Arcade Fire in 2004 was a vastly different group from what they are today. Then, they were a motley group of musicians from Montreal wreaking havoc on the indie scene. They played hurdy-gurdies, shouted choruses from megaphones, hit drumsticks on each other’s helmeted heads. Their chaotic performances always seemed on the edge of total collapse. Today they are quieter, more controlled; they make Kierkegaard-referencing dance music with James Murphy and play arena tours. They have, in essence, learned how to be rock stars. On “Neon Bible,” they ostensibly brought Springsteen to the fore, but nothing on that album sounded quite as big or as grand as “Funeral.” Springsteen is in fact more evident on “Funeral,” with its conception of music as a form of communal release. Arcade Fire have now lost much of their early influences, but in their live shows they still display the Springsteenian notion of concerts as a sort of religious revival, where, like Jonathan Edwards’ parishioners, we should experience all the pleasure and pain not as individuals but as one entity.

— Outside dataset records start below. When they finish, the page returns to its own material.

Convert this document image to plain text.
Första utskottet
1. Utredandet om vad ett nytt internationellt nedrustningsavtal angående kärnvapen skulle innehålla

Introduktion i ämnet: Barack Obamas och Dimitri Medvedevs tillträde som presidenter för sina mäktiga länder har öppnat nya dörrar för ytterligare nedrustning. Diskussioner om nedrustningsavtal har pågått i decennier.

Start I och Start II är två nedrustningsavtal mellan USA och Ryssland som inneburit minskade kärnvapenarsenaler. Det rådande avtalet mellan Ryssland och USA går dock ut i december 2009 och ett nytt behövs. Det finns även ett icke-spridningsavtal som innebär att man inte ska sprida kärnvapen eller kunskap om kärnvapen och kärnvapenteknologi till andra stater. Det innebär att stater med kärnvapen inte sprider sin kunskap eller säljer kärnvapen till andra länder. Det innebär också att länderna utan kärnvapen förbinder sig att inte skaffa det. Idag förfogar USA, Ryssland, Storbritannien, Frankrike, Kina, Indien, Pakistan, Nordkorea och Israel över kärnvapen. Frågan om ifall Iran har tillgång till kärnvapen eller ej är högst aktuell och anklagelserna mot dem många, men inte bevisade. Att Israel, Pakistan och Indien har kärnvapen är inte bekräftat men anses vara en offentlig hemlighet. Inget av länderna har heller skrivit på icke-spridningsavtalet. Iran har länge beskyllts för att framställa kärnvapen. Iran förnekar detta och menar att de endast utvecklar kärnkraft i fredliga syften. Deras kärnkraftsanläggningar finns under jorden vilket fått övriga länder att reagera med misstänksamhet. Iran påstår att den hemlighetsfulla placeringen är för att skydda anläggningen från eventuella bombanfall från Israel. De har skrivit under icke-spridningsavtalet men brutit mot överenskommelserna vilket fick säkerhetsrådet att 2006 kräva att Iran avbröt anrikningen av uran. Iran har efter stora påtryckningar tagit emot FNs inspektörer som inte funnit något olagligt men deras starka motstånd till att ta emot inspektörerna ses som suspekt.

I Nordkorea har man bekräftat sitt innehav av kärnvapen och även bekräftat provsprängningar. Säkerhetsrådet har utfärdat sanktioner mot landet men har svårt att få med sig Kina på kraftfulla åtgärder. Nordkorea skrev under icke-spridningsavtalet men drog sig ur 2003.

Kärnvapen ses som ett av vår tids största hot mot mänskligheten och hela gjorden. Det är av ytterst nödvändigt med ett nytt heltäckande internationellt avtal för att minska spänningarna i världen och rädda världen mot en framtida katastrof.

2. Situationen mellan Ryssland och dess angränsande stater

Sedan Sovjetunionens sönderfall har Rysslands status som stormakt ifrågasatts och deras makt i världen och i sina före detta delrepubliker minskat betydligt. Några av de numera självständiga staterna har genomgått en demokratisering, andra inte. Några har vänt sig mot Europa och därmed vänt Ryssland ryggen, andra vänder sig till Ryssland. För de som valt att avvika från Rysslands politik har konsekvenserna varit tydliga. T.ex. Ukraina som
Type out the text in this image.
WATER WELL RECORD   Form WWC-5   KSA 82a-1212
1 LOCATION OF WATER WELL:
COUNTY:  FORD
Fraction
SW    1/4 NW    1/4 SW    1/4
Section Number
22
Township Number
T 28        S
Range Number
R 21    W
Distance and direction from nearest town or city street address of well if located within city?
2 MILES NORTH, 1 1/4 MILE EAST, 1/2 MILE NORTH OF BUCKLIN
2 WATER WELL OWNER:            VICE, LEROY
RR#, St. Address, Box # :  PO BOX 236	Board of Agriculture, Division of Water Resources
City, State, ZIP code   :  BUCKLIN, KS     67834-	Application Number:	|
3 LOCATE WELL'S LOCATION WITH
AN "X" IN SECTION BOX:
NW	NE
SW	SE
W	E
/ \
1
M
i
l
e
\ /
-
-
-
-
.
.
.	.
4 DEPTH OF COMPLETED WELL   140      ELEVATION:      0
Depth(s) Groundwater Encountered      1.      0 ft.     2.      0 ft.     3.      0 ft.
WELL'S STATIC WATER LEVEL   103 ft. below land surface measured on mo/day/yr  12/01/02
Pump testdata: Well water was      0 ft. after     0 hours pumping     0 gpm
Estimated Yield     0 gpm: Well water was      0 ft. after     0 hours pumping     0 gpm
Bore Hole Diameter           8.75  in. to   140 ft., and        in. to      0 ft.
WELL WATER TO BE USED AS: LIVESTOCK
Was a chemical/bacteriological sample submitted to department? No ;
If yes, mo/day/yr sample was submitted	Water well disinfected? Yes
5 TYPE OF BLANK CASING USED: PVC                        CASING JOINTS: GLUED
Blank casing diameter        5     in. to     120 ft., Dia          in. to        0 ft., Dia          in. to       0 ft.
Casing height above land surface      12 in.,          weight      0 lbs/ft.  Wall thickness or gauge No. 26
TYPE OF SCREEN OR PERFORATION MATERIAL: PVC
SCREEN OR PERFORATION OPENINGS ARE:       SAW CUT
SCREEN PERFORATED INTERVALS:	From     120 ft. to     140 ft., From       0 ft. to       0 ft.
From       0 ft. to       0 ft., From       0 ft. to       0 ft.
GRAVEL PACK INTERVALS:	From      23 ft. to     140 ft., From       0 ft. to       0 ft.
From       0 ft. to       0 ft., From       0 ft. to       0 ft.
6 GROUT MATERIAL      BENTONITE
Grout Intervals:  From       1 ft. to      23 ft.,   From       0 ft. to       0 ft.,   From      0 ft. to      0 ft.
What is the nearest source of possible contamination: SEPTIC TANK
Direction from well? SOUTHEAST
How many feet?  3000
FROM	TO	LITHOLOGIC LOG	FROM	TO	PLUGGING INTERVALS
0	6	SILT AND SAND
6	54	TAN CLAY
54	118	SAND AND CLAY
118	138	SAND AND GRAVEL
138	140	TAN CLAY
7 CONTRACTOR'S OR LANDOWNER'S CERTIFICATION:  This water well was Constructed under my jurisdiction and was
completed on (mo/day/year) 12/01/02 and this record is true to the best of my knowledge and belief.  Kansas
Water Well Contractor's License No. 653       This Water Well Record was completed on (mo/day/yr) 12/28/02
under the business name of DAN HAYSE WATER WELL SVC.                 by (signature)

“The Suburbs” and “Reflektor,” Arcade Fire’s two most recent albums, bear little resemblance to the maelstrom of sadness and fury and longing that was “Funeral.” Arcade Fire won Album of the Year with “The Suburbs,” a record that addressed many of the themes of Funeral — childhood, lost relationships, the unfortunate inevitability of growing up — but whereas “Funeral” flirted with teetering out of control, “The Suburbs” was buttoned-up, perfectly-produced rock at its finest, not a single sound out of place. It was a great album, not as great as “Funeral,” but rarely have albums captured the feel of a geographic place as well as “The Suburbs” did. “Reflektor,” meanwhile, is still well produced but messier, a record of a band in transition, trying to reinvent itself for a wider audience. The album incorporates Haitian rara music with considerable success, and in that stylistic choice we again see the lingering of the past, for Régine Chassagne’s parents fled Haiti in the 1970s. “Reflektor” is a good album but again, not a great one — the relevant comparison is to the Clash’s “Sandinista!” — and contains many poignant, provoking songs and then some that just make you want to dance.

The enduring legacy of “Funeral” in the decade since its release has been one of wordlessness. That surging chorus to “Wake Up” made us realize that words are no requisite for evoking emotion in rock music. It’s one of those observations for which more examples come to light once you remark on it. Would the extended, Autotune-garbled outro to Kanye West’s “Runaway” have been possible without “Wake Up”? What about the chanted refrain in Titus Andronicus’ “No Future Part III?” Or the instrumental explosion at the end of Mumford and Sons’ “The Cave?” Yes, Pink Floyd did it first on the powerful opening to “The Wall,” but all these modern artists must surely count “Wake Up” among their influences. That is the path “Funeral” has charted for modern music, and it would do us good to continue to follow it. Rock may be dead, but the spirit of “Funeral” still burns strong; I pray it may light our way for the decades to come.